SURC 2025 Student Presentations
SUNY Undergraduate Research Conference Student Presentations

Developing New Machine Learning Classification Models for Next Generation Wireless Systems

Authors: David Serino, Amit Sangwan

SUNY Campus: SUNY Poly

Presentation Type: Poster

Location: Old Union Hall

Presentation #: 27

Timeslot: Session C 1:45-2:45 PM

Abstract: Current wireless systems face significant challenges due to spectrum scarcity, dynamic environments, and higher reliability and efficiency. As the number of connected devices and data traffic continues to grow, traditional static modulation schemes and signal processing techniques struggle to adapt to rapidly changing channel conditions, interference, and diverse use-case requirements. In parallel, Orthogonal Time Frequency Space (OTFS) modulation excels in such conditions by transforming symbols over the delay-doppler domain, offering robustness against rapid channel variations. The ability to quickly switch between modulation schemes based on real-time environmental conditions could significantly enhance spectral efficiency, reduce latency, and improve reliability. Advanced machine learning classifiers enable this dynamic adaptation by identifying optimal modulation schemes and receiver algorithms, ensuring seamless performance across diverse wireless scenarios. To achieve this, we trained a custom classifier model capable of analyzing received input waveforms and dynamically switching receiver algorithms based on the transmitted modulation scheme.

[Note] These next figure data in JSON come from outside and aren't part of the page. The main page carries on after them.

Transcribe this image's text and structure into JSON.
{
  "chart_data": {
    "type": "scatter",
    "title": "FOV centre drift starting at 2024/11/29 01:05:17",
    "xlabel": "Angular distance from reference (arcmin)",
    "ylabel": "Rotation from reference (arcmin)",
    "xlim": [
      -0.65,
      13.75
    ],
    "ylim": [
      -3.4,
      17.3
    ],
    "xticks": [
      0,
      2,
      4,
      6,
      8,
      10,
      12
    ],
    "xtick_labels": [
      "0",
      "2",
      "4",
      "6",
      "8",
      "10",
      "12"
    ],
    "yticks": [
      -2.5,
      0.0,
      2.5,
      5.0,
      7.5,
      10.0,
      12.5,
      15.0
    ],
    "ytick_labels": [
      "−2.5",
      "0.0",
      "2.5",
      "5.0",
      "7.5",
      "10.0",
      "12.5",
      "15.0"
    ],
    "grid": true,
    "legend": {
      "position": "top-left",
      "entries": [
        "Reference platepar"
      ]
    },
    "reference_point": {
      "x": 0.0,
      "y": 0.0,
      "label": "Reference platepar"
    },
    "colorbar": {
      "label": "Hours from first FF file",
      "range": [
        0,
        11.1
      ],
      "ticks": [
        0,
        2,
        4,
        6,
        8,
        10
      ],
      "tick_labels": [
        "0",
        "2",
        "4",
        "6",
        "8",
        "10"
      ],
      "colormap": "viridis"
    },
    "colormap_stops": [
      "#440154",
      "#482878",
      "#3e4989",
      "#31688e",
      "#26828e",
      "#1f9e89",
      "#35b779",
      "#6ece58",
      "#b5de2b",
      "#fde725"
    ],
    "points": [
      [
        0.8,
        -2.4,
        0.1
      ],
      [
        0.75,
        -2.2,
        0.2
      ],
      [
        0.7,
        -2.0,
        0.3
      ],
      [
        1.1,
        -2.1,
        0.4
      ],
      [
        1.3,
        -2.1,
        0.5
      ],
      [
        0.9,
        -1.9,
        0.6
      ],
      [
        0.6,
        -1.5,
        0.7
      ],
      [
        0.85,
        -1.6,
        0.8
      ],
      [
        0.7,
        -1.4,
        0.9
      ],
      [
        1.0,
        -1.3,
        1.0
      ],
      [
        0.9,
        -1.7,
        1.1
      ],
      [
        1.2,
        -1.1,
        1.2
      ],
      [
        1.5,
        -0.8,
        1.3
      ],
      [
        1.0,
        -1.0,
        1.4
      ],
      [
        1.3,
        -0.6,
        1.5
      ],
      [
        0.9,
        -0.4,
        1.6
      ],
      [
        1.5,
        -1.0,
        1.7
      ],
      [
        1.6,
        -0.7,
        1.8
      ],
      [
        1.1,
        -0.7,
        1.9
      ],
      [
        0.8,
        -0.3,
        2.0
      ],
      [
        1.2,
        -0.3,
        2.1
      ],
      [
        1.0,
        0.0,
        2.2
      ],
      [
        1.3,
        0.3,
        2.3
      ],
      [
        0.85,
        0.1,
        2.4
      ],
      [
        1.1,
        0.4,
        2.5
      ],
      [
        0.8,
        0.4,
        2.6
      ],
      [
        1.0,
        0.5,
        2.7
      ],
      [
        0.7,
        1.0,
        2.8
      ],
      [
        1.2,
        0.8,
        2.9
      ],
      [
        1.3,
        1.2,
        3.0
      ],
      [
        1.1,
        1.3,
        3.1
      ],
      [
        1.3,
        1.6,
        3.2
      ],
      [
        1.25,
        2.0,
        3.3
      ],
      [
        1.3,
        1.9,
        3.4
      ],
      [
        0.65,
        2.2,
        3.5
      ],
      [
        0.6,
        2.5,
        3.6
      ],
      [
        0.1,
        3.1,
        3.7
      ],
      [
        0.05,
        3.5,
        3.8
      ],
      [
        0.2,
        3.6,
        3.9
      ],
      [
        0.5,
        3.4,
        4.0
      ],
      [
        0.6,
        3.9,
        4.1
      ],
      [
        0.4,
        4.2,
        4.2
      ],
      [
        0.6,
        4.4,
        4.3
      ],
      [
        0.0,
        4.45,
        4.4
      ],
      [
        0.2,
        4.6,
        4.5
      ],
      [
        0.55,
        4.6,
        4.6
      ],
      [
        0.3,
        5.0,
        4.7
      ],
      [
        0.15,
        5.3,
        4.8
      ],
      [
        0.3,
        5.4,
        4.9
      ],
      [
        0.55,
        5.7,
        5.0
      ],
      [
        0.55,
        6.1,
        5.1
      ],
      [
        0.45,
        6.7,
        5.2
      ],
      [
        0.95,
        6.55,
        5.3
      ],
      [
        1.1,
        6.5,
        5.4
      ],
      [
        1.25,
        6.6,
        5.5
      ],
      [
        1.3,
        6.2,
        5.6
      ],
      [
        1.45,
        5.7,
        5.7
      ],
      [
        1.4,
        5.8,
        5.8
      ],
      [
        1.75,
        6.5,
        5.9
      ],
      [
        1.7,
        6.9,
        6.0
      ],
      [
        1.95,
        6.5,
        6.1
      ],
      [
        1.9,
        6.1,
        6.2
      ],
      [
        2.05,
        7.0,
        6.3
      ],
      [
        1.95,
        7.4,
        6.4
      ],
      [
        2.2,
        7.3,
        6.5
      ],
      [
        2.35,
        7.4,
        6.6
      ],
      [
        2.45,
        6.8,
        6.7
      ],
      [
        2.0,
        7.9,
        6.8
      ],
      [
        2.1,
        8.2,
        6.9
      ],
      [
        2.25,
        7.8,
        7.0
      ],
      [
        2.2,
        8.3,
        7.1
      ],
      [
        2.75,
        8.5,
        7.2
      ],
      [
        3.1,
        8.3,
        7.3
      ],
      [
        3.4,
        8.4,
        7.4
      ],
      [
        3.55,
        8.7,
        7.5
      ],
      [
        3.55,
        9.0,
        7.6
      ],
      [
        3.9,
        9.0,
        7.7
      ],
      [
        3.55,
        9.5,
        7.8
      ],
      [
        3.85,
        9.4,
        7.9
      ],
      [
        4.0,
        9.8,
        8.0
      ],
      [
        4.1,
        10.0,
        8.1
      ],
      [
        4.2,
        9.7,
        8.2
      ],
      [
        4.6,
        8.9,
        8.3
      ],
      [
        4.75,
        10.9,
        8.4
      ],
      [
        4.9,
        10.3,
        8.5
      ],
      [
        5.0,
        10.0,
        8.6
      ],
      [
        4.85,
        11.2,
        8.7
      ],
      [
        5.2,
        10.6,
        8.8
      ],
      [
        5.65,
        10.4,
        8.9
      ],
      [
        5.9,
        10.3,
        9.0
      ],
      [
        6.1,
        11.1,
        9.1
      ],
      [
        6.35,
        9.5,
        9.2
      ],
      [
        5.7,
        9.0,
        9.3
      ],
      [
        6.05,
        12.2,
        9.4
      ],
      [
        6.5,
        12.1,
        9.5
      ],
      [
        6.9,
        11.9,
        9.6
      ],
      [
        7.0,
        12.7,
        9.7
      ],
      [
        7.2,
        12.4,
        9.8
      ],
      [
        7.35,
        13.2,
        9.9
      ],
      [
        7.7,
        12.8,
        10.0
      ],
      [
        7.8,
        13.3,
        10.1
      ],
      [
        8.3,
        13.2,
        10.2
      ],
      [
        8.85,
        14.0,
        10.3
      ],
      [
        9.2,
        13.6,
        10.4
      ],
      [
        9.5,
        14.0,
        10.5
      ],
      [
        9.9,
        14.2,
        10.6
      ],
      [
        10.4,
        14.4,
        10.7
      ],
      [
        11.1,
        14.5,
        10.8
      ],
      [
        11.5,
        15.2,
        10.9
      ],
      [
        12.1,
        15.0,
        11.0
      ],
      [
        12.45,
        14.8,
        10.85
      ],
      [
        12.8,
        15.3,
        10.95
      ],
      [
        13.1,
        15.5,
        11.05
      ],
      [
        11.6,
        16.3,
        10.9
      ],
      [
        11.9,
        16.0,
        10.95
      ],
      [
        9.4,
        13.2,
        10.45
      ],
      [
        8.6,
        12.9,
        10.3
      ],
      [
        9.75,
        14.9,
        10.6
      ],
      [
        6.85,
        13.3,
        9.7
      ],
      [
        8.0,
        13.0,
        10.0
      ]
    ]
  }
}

Leveraging MATLAB’s deep learning and wireless toolboxes, we designed and trained a model using convolutional neural networks (CNNs) to classify signals from a diverse set of modulation schemes, including BPSK, QPSK, 8PSK, 16QAM, 64QAM, PAM4, GFSK, CPFSK, B-FM, DSB-AM, SSB-AM, and OTFS. The model achieves high accuracy given a synthetic dataset generated under varying channel conditions. By dynamically adapting to specific use-case scenarios, this approach paves the way for more efficient spectrum utilization and enhanced system performance in next-generation wireless networks, such as 5G/6G and IoT applications.